The livestock industry in Vietnam is being hit hard also by the Russia-Ukraine crisis since up to 90 percent of the raw materials for animal feed in Vietnam are imported. Since 2021, the price of raw materials, including wheat, corn, and soybeans, has surged by 30 to 40 percent as both Russia and Ukraine are the world’s top wheat exporters.
The loss in profits of Vietnamese firms in the industry can amount to VND 50-100 billion due to rising animal feed costs as well as transportation costs.
Freight costs are also eating into the budget of agricultural firms as it is reported that sea freight costs have soared by 237 percent compared to 2020, meaning each container of products now costs US$2,650.
Iron and steel
The steep fall in steel and iron supplies is contributed due two main reasons. One, China has practiced an output control policy for iron to ensure domestic demand. This has disrupted iron supply globally compounded by China’s border closures. Second, the Russia-Ukraine crisis has disrupted steel exports from Russia and Ukraine – two dominant steel exporters.
The price of steel in mid-2021 was at US$633 per ton, a surge of 31.5 percent compared to the same period in 2020, while iron saw an increase of around 25 percent in price in 2021, compared to 2020.
High inflation and CPI
The input shortage and rising costs have forced manufacturers and firms to pass on higher costs to consumers, consequently leading to almost a two-year high inflation rate. As of June 2022, a rise of 3.37 percent in Vietnam’s CPI was recorded, according to the General Statistic Office of Vietnam (GSO).
The price spikes across different consumer goods as of June 2022, compared to the same period in 2021, are presented in the table below:
|Category||% of surge|
|Devices and household goods||1.99|
|Housing, building materials||1.53|
|Textile and footwear||1.49|
The emphasis is now on how Vietnam can tackle the situation regarding input shortage. The WB has suggested structural reforms for the economy to become more resilient in times of turmoil and to scale up supply.

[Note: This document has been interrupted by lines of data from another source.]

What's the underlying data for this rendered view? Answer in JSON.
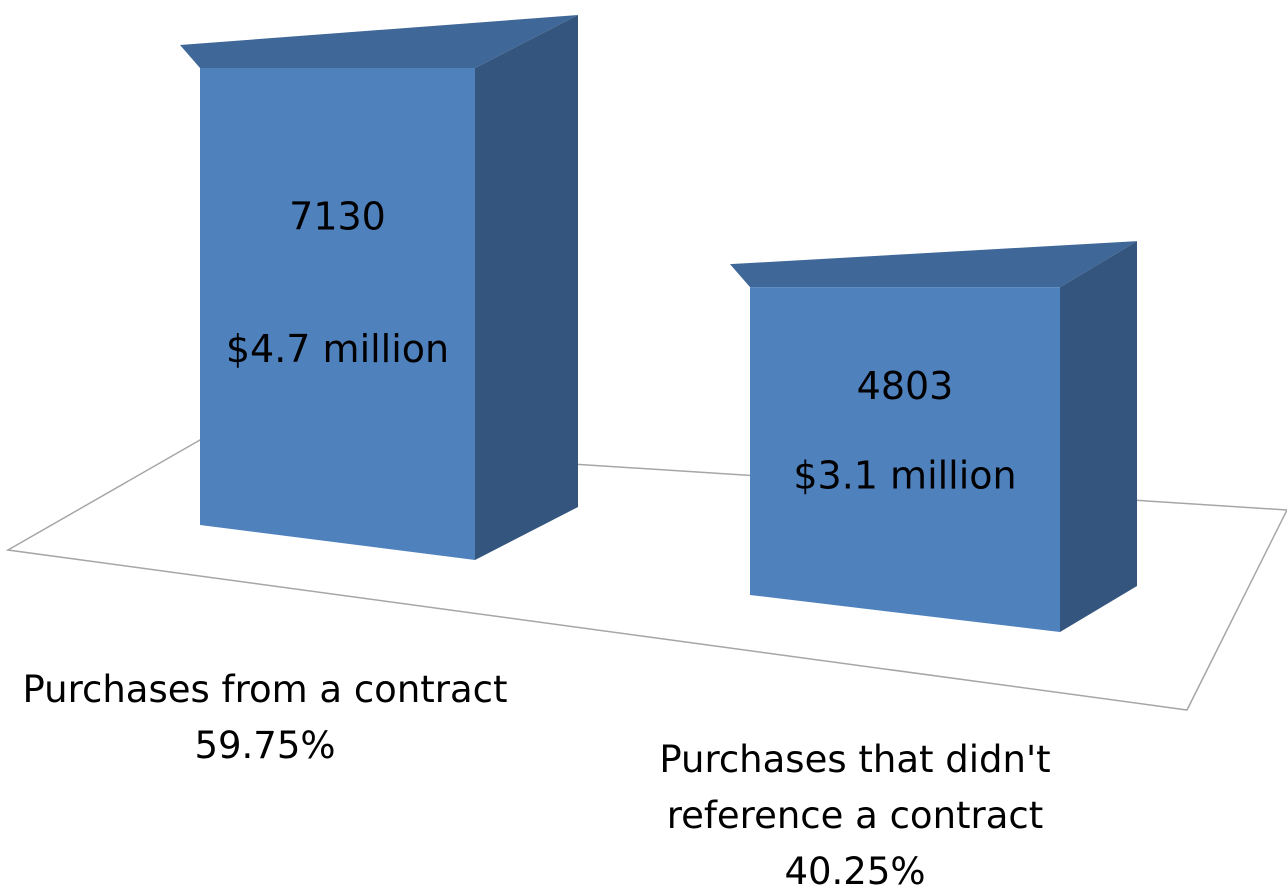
{
  "chart_data": {
    "type": "bar3d",
    "categories": [
      "Purchases from a contract",
      "Purchases that didn't reference a contract"
    ],
    "values": [
      7130,
      4803
    ],
    "amounts": [
      4700000,
      3100000
    ],
    "amount_labels": [
      "$4.7 million",
      "$3.1 million"
    ],
    "shares": [
      59.75,
      40.25
    ],
    "share_labels": [
      "59.75%",
      "40.25%"
    ],
    "color": "#4f81bd"
  }
}
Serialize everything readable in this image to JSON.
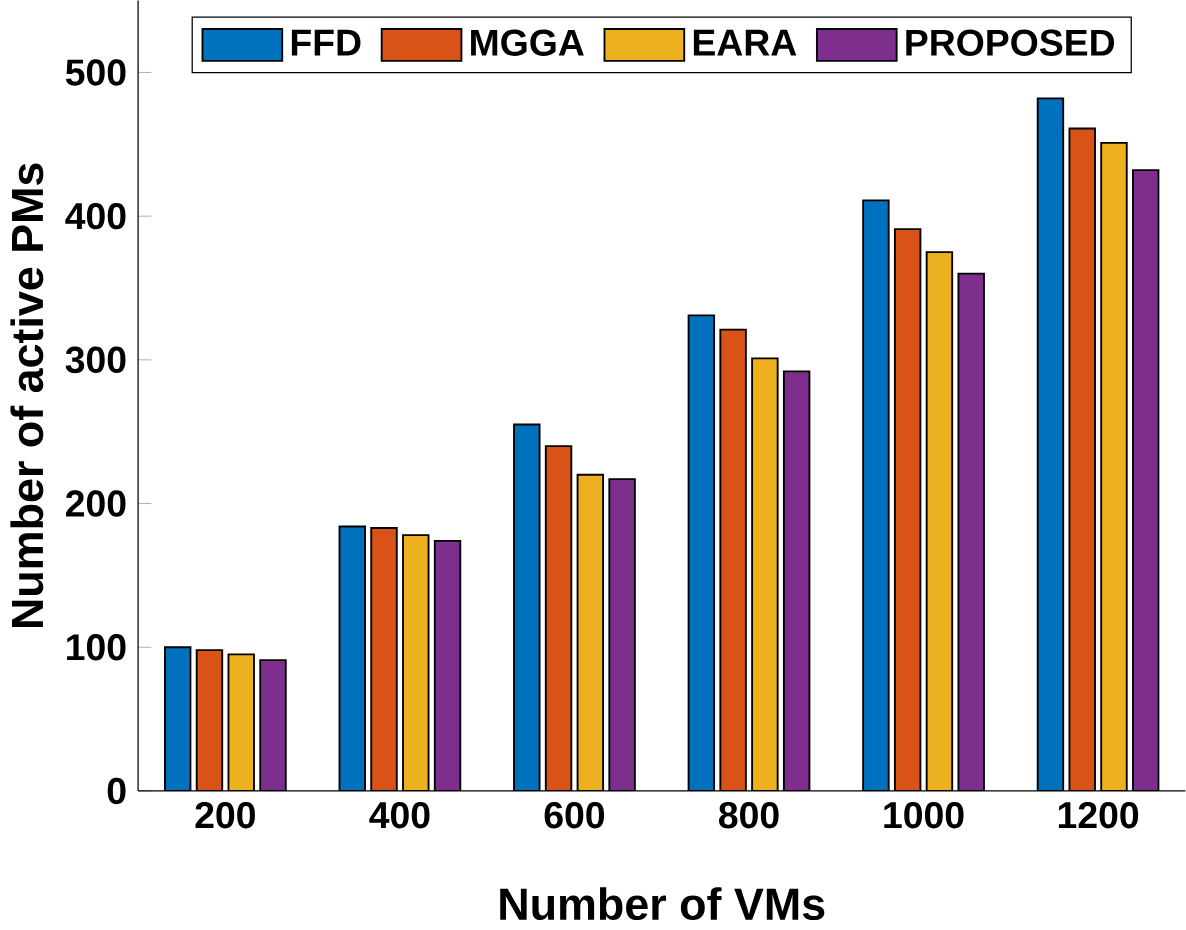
{
  "chart_data": {
    "type": "bar",
    "xlabel": "Number of VMs",
    "ylabel": "Number of active PMs",
    "categories": [
      "200",
      "400",
      "600",
      "800",
      "1000",
      "1200"
    ],
    "series": [
      {
        "name": "FFD",
        "color": "#0072bd",
        "values": [
          100,
          184,
          255,
          331,
          411,
          482
        ]
      },
      {
        "name": "MGGA",
        "color": "#d95319",
        "values": [
          98,
          183,
          240,
          321,
          391,
          461
        ]
      },
      {
        "name": "EARA",
        "color": "#edb120",
        "values": [
          95,
          178,
          220,
          301,
          375,
          451
        ]
      },
      {
        "name": "PROPOSED",
        "color": "#7e2f8e",
        "values": [
          91,
          174,
          217,
          292,
          360,
          432
        ]
      }
    ],
    "ylim": [
      0,
      550
    ],
    "yticks": [
      0,
      100,
      200,
      300,
      400,
      500
    ],
    "legend": "top",
    "grid": false
  }
}
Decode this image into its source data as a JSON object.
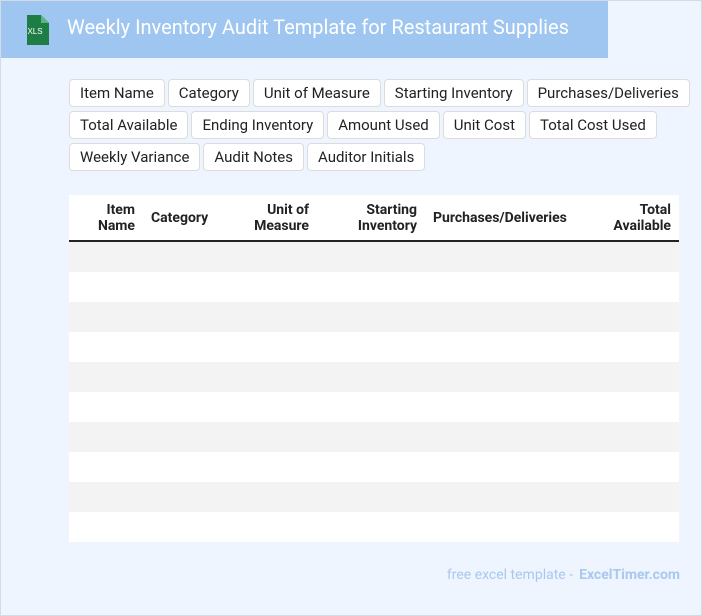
{
  "header": {
    "icon_label": "XLS",
    "title": "Weekly Inventory Audit Template for Restaurant Supplies"
  },
  "tags": [
    "Item Name",
    "Category",
    "Unit of Measure",
    "Starting Inventory",
    "Purchases/Deliveries",
    "Total Available",
    "Ending Inventory",
    "Amount Used",
    "Unit Cost",
    "Total Cost Used",
    "Weekly Variance",
    "Audit Notes",
    "Auditor Initials"
  ],
  "table": {
    "columns": [
      "Item\nName",
      "Category",
      "Unit of\nMeasure",
      "Starting\nInventory",
      "Purchases/Deliveries",
      "Total\nAvailable"
    ]
  },
  "footer": {
    "prefix": "free excel template -",
    "site": "ExcelTimer.com"
  }
}
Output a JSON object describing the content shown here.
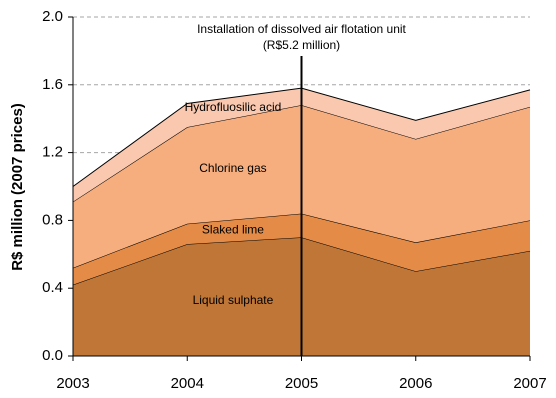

Tax incentive policies for productive and innovative businesses, transparent legal procedures, and reduced barriers to market entry are three pivotal steps the government can look at while businesses seek to diversify suppliers. The importance of developing a domestic support industry has also been highlighted by experts in order to reduce the dependence on imports. Vietnam’s economy is particularly vulnerable due to its dependence on external trade and its partnerships with global economies.